Días antes de decidir lo de Acapulco, mientras Itzel tomaba leche y veía Dora la Exploradora, habían hablado de sus recuerdos más primigenios. Él recordaba el sismo del 85, en el que no podía estar en pie fuera del edificio de departamentos donde vivió hasta casarse con Verónica. Al narrar su recuerdo alzaba los brazos y se balanceaba, moviendo la mesa, luego los contrajo a su pecho, como lo hiciera su madre en un reflejo de protección a sus pequeños hijos. Tendría la edad de Itzel. Ella, por su parte, le dijo que a los tres años tuvo una fiesta de cumpleaños con un mago y una gran piñata de plástico en forma rectangular, de la que llovieron juguetes y globos, como si cayeran del cielo, entonces alzó la mirada a la mancha de humedad del techo.

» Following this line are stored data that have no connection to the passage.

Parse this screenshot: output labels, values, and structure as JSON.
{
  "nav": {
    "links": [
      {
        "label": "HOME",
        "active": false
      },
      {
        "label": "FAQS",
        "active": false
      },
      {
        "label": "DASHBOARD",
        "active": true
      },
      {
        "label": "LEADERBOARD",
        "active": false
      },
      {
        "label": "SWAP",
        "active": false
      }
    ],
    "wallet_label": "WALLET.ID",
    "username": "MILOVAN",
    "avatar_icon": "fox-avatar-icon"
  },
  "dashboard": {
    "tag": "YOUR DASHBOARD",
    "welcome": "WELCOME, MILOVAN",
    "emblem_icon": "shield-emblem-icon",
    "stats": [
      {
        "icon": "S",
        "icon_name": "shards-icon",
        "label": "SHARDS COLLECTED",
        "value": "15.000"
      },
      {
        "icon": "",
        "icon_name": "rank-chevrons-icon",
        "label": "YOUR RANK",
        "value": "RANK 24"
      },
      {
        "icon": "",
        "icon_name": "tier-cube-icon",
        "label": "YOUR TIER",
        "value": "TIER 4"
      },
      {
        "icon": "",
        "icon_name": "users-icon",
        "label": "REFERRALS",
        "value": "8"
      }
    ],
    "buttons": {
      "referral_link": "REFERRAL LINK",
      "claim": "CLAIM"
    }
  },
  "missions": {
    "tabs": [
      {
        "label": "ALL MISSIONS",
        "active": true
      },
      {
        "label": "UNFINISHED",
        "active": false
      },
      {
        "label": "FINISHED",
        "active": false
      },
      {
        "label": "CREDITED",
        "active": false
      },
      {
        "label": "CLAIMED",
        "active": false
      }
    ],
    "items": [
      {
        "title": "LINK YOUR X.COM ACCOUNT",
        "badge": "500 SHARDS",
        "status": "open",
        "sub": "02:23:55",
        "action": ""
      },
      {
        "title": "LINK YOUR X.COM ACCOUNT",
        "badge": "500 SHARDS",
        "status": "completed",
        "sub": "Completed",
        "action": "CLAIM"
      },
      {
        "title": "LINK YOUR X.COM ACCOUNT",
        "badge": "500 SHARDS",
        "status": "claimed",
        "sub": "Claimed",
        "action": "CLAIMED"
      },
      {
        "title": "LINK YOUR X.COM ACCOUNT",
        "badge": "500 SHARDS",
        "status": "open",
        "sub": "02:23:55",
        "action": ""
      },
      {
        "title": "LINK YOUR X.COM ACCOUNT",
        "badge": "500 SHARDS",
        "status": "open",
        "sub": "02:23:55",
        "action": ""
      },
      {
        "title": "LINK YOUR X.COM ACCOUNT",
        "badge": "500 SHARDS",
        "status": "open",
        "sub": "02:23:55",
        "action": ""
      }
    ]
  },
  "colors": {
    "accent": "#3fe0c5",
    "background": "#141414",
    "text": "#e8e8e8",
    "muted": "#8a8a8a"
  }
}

Luego comenzaron a surgir otros episodios de la infancia más remota. Me acuerdo, sabes de qué, dijo Verónica, de cuando quería que mi mamá notara que le ayudaba en el quehacer de la casa, pero no podía recoger la basura que barrí y con mis dedos trataba de agarrar el polvo para echarlo al recogedor, así de a puñitos. Entonces ella se acercó a mí y se puso muy contenta; me alzó del piso para llenarme de besos. Eso sería antes de cumplir los cuatro años. Josué miró a Itzel fijamente y esperó su turno. Yo tengo bien presente cuando mi papá me llevó un coche de control inalámbrico al hospital, era rojo como un Ferrari, tenía el número 5, desde entonces ese es mi número, luego recuerdo su velocidad, su olor… ese olor de aparato eléctrico, como a cable quemado y el sonido, dssssssss. Ese recuerdo me lleva al sabor de la nieve de limón que me daban en el hospital por litros, después de la operación de las anginas y, sabes qué, me hace recordar además la enorme sala de espera de Santa Mónica. Verónica interrumpió. Pero ya estabas grande para recordar todo eso, tenías cinco años, Josué. Itzel, hija no te duermas, termina tu lechita, mi amor. Él pasó por alto la observación y continuó. ¿Te acuerdas que volvimos al hospital, por lo de Itzel, y me quedé asombrado porque la sala era pequeña y triste? La luz del sol que recordaba tan radiante a través de los ventanales era producto de mi imaginación, puro engaño. Sí, puro engaño, contestó ella. Ahora los dos sostenían la mirada de enormes ojos cafés de Dora, quien les pedía ayuda insistentemente para que juntos rescataran algo, pero no sabían qué. Itzel dormía sobre la mesa con la cuchara del cereal entre los dedos.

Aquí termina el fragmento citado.